Trucks delivering aid
Trucks delivering aid
(file)

The government has reneged on its blockade of Gaza even as Israel’s Supreme Court deliberates over the blockade in an emergency session.

The Gisha and Adalah human rights organizations petitioned the court to issue an injunction against the blockade, which cut fuel to Gaza’s electricity generator. Although the Gaza generator supplies only 25 percent of the area’s electricity, the petitioners claim the blockade has ignited a humanitarian crisis in Gaza and constitutes “collective punishment.”

Even at the height of the blockade, Israel continued to provide its full capacity of 70 percent of Gaza’s electricity via its regular electrical grid. It has yet to ever have cut Gaza's Arabs off from their Israeli-supplied electricity. Egypt provides 5 percent as well.

The State Prosecutor agreed Sunday to resume fuel shipments to Gaza, beginning immediately. “If the rocket fire continues, we will consider limiting the supplies again,” he warned, however.

Butane cooking gas and diesel fuel deliveries were resumed to the area last Tuesday, along with deliveries of medicine. Patients with exceptional medical needs have also been transported into Israel through one of the crossings throughout the blockade.

Shipments of fuel to power Gaza’s power plant, as well as other items such as cigarettes, were halted after massive rocket attacks by Gaza terrorists on the western Negev.

Friedmann: Not Sure Whether Our Court or Int'l Groups More Critical
Justice Minister Daniel Friedmann remarked at the weekly Sunday morning cabinet meeting that he is not sure whether it is easier to deal with international pressure or the State of Israel’s Supreme Court.

Clashes and Failed Closure Attempts at Border
Egyptian forces managed Sunday to close only parts of the border fence destroyed last week by Hamas terrorists in Gaza. Officers were equipped with electrified cattle prods and plugged holes in the remaining portions of the border fence with sand in order to at least block vehicles from entering and leaving the country. Pedestrians are still able to cross freely at multiple locations.

A statement by Egyptian Foreign Minister Ahem Aboul Gheit announced that Egypt planned to take steps to control the border as soon as possible but did not provide details.

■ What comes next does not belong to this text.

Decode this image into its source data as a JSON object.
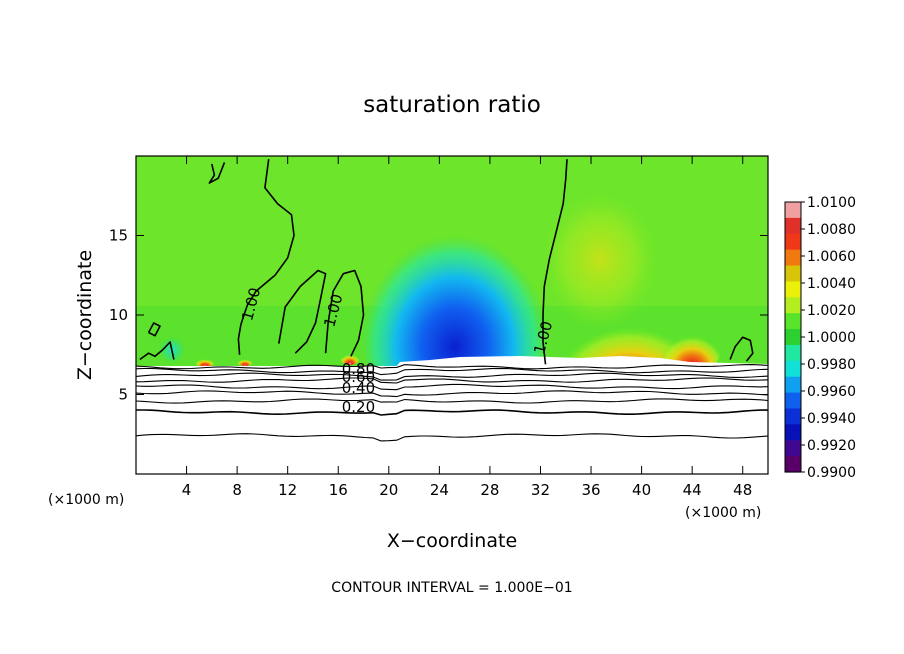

Attempts by Egyptian forces on Saturday to reseal the border and hold back Gazans from entering Egypt resulted in violent clashes that left 38 Egyptian police wounded, several seriously. Egypt now says its forces have received permission to fire back at Palestinian Authority terrorists who continue their attempts to keep open the Gaza border with Egypt.

Some 200 meters of the Egypt-Gaza border fence at the Rafiah crossing were blown apart by Hamas, enabling tens of thousands of Gaza residents to flood into Egypt and stock up on cigarettes, gasoline, foodstuffs and anti-aircraft missiles, according to Hamas.

Egyptian forces claimed they arrested 20 terrorists from Gaza over the weekend. The terrorists were arrested, reportedly, as they attempted to bring weapons through the breach in the border fence.